ドナルド・トランプからフランソワ・フィヨンへ

来年5月にはフランスで大統領選挙が行われる。

今週日曜日11月20日にはフランスの中道・右派系の候補者を決める予備選挙の第1回投票が行われた。7名いた候補者のうち,サルコジ政権下で首相を務めたフランソワ・フィヨンシラク大統領の秘蔵っ子で,外相や首相を歴任し現在はボルドー市長を務めるアラン・ジュッペが決選投票に進んだ。来週日曜の決選投票で右派の候補が決定する。現職大統領のフランソワ・オランドはフランス人からは大変受けが悪い。しかも世界的に見て政治が大きく右傾化していることはフランスでも例外ではない。来年の大統領選挙でも,得票数上位2名で行われる決選投票に,左派の擁立候補はおそらく残るさえことができないのではと予想する人も少なくない。つまり,来週の予備選挙の決選投票で選ばれた右派の公認候補がそのまま大統領になる可能性が極めて高いと考えられている。
その20日予備選挙では,トランプ現象とは比べ物にならない大番狂わせが起こった!大方はジュッペ,サルコジの二人が決選投票に進むと考えていたのだが,投票2週間前のアンケートでは10パーセント程度の得票率しかなかったフィヨンが,あれよあれよと支持を拡大し,投票前には,サルコジ,ジュッペと並ぶ支持率を獲得していた。3者の激戦になることが予想されていたのだが,蓋を開けてみるや!フィヨンが44.1%,ジュッペが28.6%,サルコジが20.6%という結果となった。誰も予想し得なかったフィヨンの圧勝に終わった。これだけの番狂わせの後なので,決選投票の結果は予想するのは憚れるが,フランスのメディアは性懲りも無くフィヨンの勝利と予想している。といわけで,前回のエントリーで軽率にも,以下のように筆ではなくて,キーボードを滑らせてしまったことは反省している。

生活の全てを数字に置き換えて可視化した気にならないと気の落ち着かないフランスばかりを見ている者からすると,やっぱりアングロサクソン文化のアンケートは杜撰だと言ってみたい誘惑に駆られないわけでもない。

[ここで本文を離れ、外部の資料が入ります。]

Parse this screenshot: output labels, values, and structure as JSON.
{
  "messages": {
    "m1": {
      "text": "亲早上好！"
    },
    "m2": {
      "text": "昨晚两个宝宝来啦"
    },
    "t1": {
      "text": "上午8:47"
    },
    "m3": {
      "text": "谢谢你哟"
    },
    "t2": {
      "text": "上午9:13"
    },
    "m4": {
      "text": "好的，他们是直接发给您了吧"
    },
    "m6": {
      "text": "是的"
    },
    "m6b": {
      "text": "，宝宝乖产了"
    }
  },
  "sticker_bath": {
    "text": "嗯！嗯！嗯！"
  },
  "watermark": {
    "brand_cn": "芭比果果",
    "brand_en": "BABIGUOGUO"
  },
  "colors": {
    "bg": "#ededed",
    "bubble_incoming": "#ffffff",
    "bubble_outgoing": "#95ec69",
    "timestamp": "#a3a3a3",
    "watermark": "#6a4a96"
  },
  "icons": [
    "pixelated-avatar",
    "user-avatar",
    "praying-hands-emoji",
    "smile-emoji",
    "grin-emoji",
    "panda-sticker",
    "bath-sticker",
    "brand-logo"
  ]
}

この歴史的ともいえる大番狂わせがなぜ起きたのか,今後の分析を待つしかない。ただ,明確に保守政治を表明している候補者に一票入れたいと感じながらも,サルコジに危険を感じた有権者の多くが最後のフィヨンを選んだのではないだろうか?
もしかすると,カダフィからの資金援助を受けていたと噂され,極右政党に魅かれる一部の伝統的な保守支援者の票を獲得するために,挑発的な発言を繰り返していたサルコジに,フランス版トランプの影を感じた人も少なくなかったのではないだろうか?トランプ当選の直近の影響は,大西洋の対岸でアメリカ大統領選挙2週間後に行われたこの選挙だったのかもしれない。